Turkish kidnap case is 'hell' for father

Bruce Laybourn with Dylan and  Gerry, together for the first time in five years. Photo / Supplied
Bruce Laybourn with Dylan and Gerry, together for the first time in five years. Photo / Supplied

A father who has spent five years trying to bring his abducted son home from Turkey has described the reunion with his two children as "hell".

Bruce Laybourn has spent hundreds of thousands of dollars fighting for the return of his son Dylan, now 5, who was illegally taken by his Turkish-born mother, Gulsen Nil Laybourn, in 2007.

While fighting the painstaking legal process, Laybourn recently travelled to Turkey with his daughter Gerry, 22, from an earlier marriage, for the first time since Dylan's abduction.

Writing from Turkey on the eve of his departure back to New Zealand, Laybourn, a magazine publisher, said: "This is the worst part. The sitting and waiting is hell for us all. It is sad to wonder at when we might ever be all together again."

The trio spent two weeks sightseeing in Istanbul.

He said: "Being together with my daughter and son for the first time in five years was an incredibly moving experience. It was overwhelmingly emotional to watch and experience.

Initially shy, Dylan very quickly became inseparable from his big sister."

He said Dylan "adores" Gerry, a surgical veterinary nurse from Mt Albert.

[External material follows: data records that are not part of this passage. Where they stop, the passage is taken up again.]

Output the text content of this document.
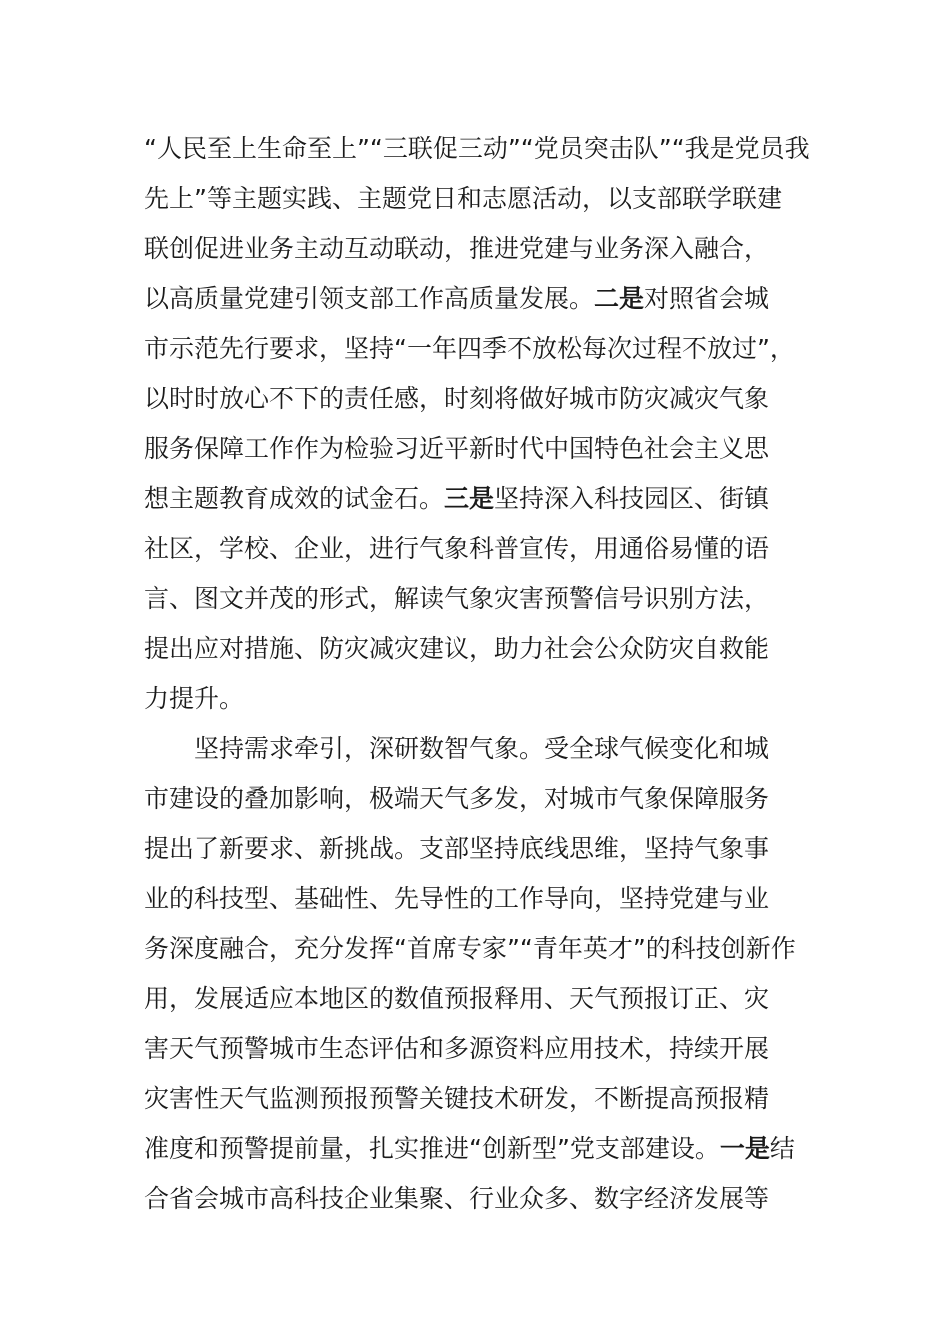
“人民至上生命至上”“三联促三动”“党员突击队”“我是党员我
先上”等主题实践、主题党日和志愿活动，以支部联学联建
联创促进业务主动互动联动，推进党建与业务深入融合，
以高质量党建引领支部工作高质量发展。二是对照省会城
市示范先行要求，坚持“一年四季不放松每次过程不放过”，
以时时放心不下的责任感，时刻将做好城市防灾减灾气象
服务保障工作作为检验习近平新时代中国特色社会主义思
想主题教育成效的试金石。三是坚持深入科技园区、街镇
社区，学校、企业，进行气象科普宣传，用通俗易懂的语
言、图文并茂的形式，解读气象灾害预警信号识别方法，
提出应对措施、防灾减灾建议，助力社会公众防灾自救能
力提升。
坚持需求牵引，深研数智气象。受全球气候变化和城
市建设的叠加影响，极端天气多发，对城市气象保障服务
提出了新要求、新挑战。支部坚持底线思维，坚持气象事
业的科技型、基础性、先导性的工作导向，坚持党建与业
务深度融合，充分发挥“首席专家”“青年英才”的科技创新作
用，发展适应本地区的数值预报释用、天气预报订正、灾
害天气预警城市生态评估和多源资料应用技术，持续开展
灾害性天气监测预报预警关键技术研发，不断提高预报精
准度和预警提前量，扎实推进“创新型”党支部建设。一是结
合省会城市高科技企业集聚、行业众多、数字经济发展等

Despite the setbacks, he said he never contemplated taking Dylan illegally back to New Zealand: "I know better than most the gut-wrenching devastation of having a child ripped out of my life and taken to a foreign culture on the other side of the world. I could not do that to anyone."

He said Dylan's mother took good care of him, but his opportunities in New Zealand were far greater. "In my five years coming here, I'm yet to see anywhere where a child can easily and regularly run in bare feet over grass or a sandy beach, breathe clean air, swim in the sea or river.

"It is a city fraught with dangers and, as a result, children are very cosseted and protected."

A Ministry of Foreign Affairs and Trade spokeswoman said the ministry had provided extensive and ongoing consular assistance to Laybourn since 2007.

"Unfortunately there are no further avenues available under international law, and Turkish domestic law applies."